At the end of January 2016, the reported fair value of the Level 3 venture investments on Table 1 totaled $730.7 million, or 2.0% of total fund assets at that date.1 We offer the following observations:
- It is clear that a fair value process is being followed. While the range of reasonableness for these investments can be wider than what is typical for more liquid investments, Fidelity does not appear to be allowing fair values to become stale. Of the 34 individual positions in the sample, 23 reported changes in fair value during the two months between November 30, 2015 and January 29, 2016.
- Fidelity disregards a prominent tenet of the reigning fair value orthodoxy, which is that the fair value of shares within a complex capital structure must take into account the unique economic rights and attributes of the individual classes. In the sample of investments presented in Table 1, the fund owns multiples securities in seven enterprises (the shaded rows). With the single exception of a warrant in Azul-Linhas, the fair value marks are identical, on a per share basis, for the different classes. This outcome is consistent with determining the fair value of the enterprise and dividing by the fully-diluted share count.
In our experience, this approach reflects the thinking of actual venture investors (who, presumably, count as market participants). Auditors, on the other hand, tend in our experience to require using a probability-weighted expected return method or option pricing method to allocate enterprise value to the various classes. While this technique is theoretically superior, it is in conflict with market participant perspectives on value. Since fair value is explicitly a market participant concept, this raises an interesting philosophical issue: how should fair value incorporate market participant perspectives with regard to valuation techniques? The fund’s financial statements are audited by a Big 4 firm. Clear, uniform guidance around this issue would be most helpful to both reporting entities and fair value measurement specialists.
- Non-systematic factors are a significant component of fair value measurement. While the sample is admittedly small, the observed changes in fair value bear no discernible relationship to changes in the Nasdaq composite.
For venture companies, operational and developmental milestones drive value much more than overall market performance and near-term economic data.
- The venture investments were accretive to net asset value per share during the period.

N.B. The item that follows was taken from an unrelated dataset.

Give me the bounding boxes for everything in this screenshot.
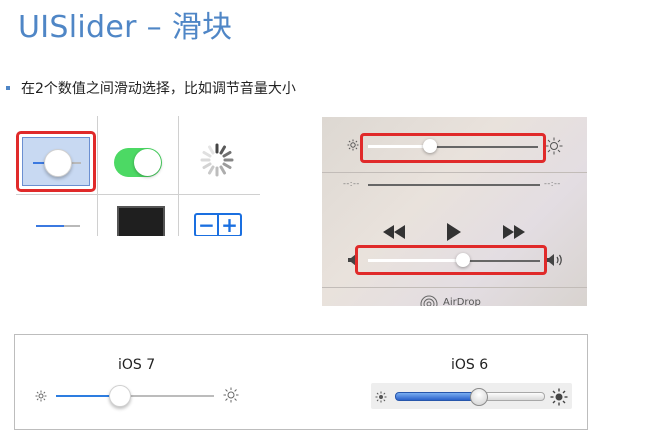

Compared to the cumulative loss of 2.3% on the venture investments, the aggregate NAV per share for the fund declined 13.9% over the same period.
- Calculated from the respective investment dates, the venture investments have posted an aggregate annualized return of 9.2%. The dispersion of results for individual investments has been quite wide, however.
Of the 35 individual positions in the portfolio, sixteen have generated annualized returns (positive and negative) in excess of 25%. Venture investing is not for the faint of heart. The fund’s investment in Uber has performed quite well (99.6% annualized return for Series D and 39.3% for Series E). Without Uber, the overall return on the venture portfolio decreases from 9.2% to negative 7.8%.
Whether venture investing on the part of mutual fund managers is ultimately a good idea is a topic for another day. However, the fair value disclosures surrounding such investments are a treasure trove of information for curious observers. The disclosures bring a measure of transparency to the fair value results for a respected market participant within an asset class for which fair value inputs are difficult to support with precision.
Related Links
- Unicorn Valuations: What’s Obvious Isn’t Real, and What’s Real Isn’t Obvious
- Updated: Valuation Best Practices for Venture Capital and Private Equity Funds
- Are VC trends the canary in the RIA coal mine?
- Preferences and FinTech Valuations
Endnote
1 We excluded investments made subsequent to May 31, 2015 from the table to enhance comparability over time. Including such investments, Level 3 assets at November 30, 2015 totaled $1.2 billion, or 2.4% of total assets at that date. The Portfolio Holdings Listing at January 29, 2016 does not segregate Level 3 assets.